Tales of strange, nocturnal people haunt the region—and so do theories about who they were, from a lost Welsh "tribe" to aliens.

“The legend of the moon-eyed people is not a major part of the Cherokee history and culture,” park manager Stewart confirms.

But white colonists were fascinated by the legend and speculated about who the moon-eyed people could have been. Some believed they were possibly descendants of a fabled community of albino people who were said to have lived in what is now Panama. Others adhered to the idea that the moon-eyed were actually descendants of the mythical 12th-century Welsh prince Madoc ab Owain Gwynedd, who allegedly landed in the Americas near what’s now Mobile, Alabama.

For example, in 1801 John Sevier, the first governor of Tennessee, related a tale of a war between the Cherokee and white people who had lived there before them, which he claimed was told to him by the great Cherokee leader Chief Oconostota. “At length the whites proposed to the Indians, that if they would exchange prisoners, and cease hostilities, they would leave the country, and never more return,” the chief reportedly said. Also part of the tale: A Cherokee elder named Pey possessed part of an old book from a descendent “of the Welsh tribe.” Sevier said that he had searched for the book but discovered it had been destroyed—conveniently—in a fire.

Tales of Madoc’s “Welsh Indians” had captured the imagination of jingoistic colonialists since Elizabethan times, because their purported existence meant that North America had been “claimed” for the English long before Columbus arrived in 1492. Thomas Jefferson was a firm believer in them and encouraged Lewis and Clark to search for them during their trek westward (they found none).

There were Welsh people living in Appalachia when the moon-eyed people stories began circulating, however. In the 18th century, Welsh settlers came to the region to mine its mineral-rich mountains, leading to tensions with the Cherokee, whose land they were plundering.

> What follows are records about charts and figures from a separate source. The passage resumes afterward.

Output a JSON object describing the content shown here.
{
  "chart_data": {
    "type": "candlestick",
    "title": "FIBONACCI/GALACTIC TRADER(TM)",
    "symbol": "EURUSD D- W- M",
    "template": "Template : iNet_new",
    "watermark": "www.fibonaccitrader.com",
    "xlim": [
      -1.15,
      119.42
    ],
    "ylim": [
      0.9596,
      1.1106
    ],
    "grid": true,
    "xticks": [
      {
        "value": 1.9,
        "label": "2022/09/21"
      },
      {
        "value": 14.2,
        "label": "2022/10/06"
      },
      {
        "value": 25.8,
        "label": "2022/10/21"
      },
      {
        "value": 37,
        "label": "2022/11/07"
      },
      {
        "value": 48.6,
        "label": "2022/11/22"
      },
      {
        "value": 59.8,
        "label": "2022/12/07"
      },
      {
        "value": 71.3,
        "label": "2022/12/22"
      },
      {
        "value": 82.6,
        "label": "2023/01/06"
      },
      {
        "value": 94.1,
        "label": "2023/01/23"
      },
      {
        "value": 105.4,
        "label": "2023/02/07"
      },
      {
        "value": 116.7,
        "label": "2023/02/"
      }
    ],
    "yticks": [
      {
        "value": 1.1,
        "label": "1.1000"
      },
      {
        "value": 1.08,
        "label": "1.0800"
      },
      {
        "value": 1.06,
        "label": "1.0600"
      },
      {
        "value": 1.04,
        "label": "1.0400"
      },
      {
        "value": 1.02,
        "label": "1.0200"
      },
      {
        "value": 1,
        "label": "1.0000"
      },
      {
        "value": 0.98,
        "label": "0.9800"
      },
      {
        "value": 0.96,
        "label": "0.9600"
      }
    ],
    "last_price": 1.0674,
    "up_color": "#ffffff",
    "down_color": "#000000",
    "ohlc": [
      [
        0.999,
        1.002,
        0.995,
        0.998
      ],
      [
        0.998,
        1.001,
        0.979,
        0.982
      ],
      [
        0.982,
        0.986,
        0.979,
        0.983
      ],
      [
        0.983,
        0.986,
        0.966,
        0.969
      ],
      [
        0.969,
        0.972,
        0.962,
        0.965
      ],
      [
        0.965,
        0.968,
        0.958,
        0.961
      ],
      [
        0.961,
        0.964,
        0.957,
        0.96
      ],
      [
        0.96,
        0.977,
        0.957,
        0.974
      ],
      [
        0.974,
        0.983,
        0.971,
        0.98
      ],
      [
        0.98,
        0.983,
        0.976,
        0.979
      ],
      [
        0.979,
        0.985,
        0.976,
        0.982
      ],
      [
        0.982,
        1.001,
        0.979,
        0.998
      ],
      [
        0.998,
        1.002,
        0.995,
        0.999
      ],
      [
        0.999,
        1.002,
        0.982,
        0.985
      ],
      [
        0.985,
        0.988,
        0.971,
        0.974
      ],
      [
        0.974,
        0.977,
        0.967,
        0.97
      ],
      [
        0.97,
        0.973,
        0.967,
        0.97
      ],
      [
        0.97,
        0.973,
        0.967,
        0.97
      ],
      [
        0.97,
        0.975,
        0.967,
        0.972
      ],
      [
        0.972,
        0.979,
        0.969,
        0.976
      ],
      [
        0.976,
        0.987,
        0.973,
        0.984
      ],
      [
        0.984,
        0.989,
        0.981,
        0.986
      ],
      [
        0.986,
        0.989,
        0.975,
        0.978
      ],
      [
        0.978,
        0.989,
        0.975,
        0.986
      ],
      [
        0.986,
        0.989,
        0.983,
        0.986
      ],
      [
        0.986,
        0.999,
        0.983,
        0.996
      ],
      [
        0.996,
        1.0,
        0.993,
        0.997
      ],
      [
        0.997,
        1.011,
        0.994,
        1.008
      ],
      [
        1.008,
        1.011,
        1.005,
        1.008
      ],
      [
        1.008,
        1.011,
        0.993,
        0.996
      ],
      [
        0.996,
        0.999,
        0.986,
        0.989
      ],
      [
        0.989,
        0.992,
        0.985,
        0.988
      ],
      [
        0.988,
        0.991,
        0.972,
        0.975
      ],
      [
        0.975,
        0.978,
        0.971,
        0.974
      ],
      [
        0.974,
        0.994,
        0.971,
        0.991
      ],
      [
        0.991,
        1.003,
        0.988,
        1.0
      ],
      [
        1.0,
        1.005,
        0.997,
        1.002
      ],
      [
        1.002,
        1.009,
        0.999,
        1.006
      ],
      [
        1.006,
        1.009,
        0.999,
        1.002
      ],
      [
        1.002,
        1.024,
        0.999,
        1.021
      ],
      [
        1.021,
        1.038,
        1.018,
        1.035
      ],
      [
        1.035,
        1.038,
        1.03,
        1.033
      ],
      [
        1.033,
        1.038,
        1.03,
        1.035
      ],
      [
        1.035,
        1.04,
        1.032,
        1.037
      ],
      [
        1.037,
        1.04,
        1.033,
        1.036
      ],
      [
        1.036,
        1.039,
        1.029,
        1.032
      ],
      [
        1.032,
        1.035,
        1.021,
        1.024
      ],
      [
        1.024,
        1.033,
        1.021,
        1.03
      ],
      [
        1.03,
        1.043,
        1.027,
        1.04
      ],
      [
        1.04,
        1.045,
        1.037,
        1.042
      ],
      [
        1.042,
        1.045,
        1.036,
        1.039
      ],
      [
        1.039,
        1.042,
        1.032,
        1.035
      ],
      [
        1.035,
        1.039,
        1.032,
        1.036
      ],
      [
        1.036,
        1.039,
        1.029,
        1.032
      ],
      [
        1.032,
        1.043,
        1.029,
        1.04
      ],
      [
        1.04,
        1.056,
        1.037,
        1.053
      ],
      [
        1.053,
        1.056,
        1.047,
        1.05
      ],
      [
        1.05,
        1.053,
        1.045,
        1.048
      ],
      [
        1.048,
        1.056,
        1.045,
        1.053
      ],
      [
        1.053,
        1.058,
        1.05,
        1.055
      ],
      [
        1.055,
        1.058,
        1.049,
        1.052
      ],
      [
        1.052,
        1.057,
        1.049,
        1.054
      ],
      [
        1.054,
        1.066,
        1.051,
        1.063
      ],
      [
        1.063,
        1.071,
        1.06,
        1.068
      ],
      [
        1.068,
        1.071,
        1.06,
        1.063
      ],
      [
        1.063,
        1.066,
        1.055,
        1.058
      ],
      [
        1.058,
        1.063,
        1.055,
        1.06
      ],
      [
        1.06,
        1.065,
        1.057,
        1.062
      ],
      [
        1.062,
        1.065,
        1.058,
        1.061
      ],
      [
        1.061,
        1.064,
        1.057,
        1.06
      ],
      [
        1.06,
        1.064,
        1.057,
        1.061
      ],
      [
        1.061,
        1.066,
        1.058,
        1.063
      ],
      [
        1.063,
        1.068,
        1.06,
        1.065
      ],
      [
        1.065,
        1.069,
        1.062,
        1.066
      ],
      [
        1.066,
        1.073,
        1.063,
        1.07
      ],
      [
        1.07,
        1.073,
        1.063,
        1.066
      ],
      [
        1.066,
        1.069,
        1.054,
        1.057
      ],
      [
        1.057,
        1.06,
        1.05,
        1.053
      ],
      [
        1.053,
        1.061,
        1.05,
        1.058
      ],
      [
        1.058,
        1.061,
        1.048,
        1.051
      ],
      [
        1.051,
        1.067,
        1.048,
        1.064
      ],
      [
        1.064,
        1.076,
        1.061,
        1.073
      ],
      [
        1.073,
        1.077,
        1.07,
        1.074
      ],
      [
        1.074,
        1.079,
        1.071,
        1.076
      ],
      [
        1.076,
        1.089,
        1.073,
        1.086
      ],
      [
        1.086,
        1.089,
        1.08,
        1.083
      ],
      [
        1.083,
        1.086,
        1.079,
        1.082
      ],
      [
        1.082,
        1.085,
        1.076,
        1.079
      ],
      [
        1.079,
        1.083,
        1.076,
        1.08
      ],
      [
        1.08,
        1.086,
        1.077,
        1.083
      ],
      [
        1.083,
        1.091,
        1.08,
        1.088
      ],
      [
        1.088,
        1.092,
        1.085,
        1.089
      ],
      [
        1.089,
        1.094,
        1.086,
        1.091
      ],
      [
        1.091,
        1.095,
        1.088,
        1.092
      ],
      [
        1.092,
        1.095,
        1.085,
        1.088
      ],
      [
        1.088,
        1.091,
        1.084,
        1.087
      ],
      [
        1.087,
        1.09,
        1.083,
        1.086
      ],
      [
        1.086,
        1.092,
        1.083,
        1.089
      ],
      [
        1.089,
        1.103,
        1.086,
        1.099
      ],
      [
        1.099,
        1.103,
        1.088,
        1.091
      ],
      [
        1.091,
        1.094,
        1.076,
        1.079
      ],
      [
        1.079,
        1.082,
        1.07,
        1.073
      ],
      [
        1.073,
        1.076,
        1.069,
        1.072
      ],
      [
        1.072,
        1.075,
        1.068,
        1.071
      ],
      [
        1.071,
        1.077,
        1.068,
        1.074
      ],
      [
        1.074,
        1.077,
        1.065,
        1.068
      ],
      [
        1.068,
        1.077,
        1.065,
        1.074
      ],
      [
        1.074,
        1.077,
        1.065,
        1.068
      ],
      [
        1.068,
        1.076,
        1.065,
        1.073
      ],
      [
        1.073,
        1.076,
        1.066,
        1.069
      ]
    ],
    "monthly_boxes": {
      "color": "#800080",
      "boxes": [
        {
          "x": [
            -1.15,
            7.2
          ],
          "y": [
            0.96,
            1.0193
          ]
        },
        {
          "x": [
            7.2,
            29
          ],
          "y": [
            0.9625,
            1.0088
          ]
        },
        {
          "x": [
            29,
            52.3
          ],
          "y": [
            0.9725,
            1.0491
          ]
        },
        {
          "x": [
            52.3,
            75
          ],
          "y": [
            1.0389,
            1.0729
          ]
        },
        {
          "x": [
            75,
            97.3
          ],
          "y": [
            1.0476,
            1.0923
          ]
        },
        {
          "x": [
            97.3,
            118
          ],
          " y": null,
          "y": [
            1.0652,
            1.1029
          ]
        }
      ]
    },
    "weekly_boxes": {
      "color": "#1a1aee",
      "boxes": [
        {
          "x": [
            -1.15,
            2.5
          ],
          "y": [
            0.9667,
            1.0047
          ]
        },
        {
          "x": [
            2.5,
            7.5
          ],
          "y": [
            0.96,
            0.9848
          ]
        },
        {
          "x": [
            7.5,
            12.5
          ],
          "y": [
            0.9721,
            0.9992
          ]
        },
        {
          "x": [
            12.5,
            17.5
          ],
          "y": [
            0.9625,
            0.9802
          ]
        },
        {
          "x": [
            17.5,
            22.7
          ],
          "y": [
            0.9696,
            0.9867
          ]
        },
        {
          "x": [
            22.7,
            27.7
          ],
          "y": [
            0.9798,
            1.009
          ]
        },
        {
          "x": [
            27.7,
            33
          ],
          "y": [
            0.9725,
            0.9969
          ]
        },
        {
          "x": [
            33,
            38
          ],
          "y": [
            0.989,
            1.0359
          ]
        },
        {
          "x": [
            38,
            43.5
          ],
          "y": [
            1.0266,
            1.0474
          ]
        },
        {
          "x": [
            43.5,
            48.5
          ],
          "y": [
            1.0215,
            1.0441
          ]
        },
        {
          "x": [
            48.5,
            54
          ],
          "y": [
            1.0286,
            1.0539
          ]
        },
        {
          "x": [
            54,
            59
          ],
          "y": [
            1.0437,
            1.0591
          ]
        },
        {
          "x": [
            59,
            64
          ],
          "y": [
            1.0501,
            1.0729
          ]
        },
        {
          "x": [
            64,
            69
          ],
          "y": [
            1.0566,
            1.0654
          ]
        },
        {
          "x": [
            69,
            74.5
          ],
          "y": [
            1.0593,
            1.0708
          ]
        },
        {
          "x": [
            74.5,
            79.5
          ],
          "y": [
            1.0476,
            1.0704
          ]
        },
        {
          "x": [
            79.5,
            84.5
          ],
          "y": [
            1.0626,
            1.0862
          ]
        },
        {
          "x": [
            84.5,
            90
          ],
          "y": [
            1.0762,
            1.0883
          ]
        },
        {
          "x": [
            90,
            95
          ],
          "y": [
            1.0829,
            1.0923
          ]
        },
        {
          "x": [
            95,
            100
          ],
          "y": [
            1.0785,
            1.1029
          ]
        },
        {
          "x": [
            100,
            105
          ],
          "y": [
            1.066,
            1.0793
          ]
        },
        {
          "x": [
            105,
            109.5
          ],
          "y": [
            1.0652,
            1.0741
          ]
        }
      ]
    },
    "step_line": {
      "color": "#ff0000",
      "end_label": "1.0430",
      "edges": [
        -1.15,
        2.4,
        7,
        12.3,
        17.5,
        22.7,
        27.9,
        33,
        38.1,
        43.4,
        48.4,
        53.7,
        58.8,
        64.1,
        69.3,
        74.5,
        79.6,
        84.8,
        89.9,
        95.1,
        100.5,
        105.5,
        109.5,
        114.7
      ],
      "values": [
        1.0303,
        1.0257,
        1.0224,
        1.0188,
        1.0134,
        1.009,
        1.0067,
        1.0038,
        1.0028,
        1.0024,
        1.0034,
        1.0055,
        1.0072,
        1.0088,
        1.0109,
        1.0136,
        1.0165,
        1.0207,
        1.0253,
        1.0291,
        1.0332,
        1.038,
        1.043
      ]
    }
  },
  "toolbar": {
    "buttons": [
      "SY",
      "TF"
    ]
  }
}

“They called the Welsh ‘moon-eyed people,’ not because they were small, white skinned, and the men bearded, but because they lived underground and could see well in the dark,” Peter Stevenson wrote in the 2019 book The Moon-Eyed People: Folk Tales from Welsh America.

While this version of the story may explain the Welsh connection to the legend, it’s at odds with the stories in Lossiah’s Secrets and Mysteries of the Cherokee Little People. Here, the moon-eyed people are not pale; they have the same complexion as the Cherokee. In Lossiah’s version, the “little people” can be hospitable or sneaky and treacherous, and they’re particularly vengeful when mocked or betrayed, traits that parallel European trickster elves and gnomes.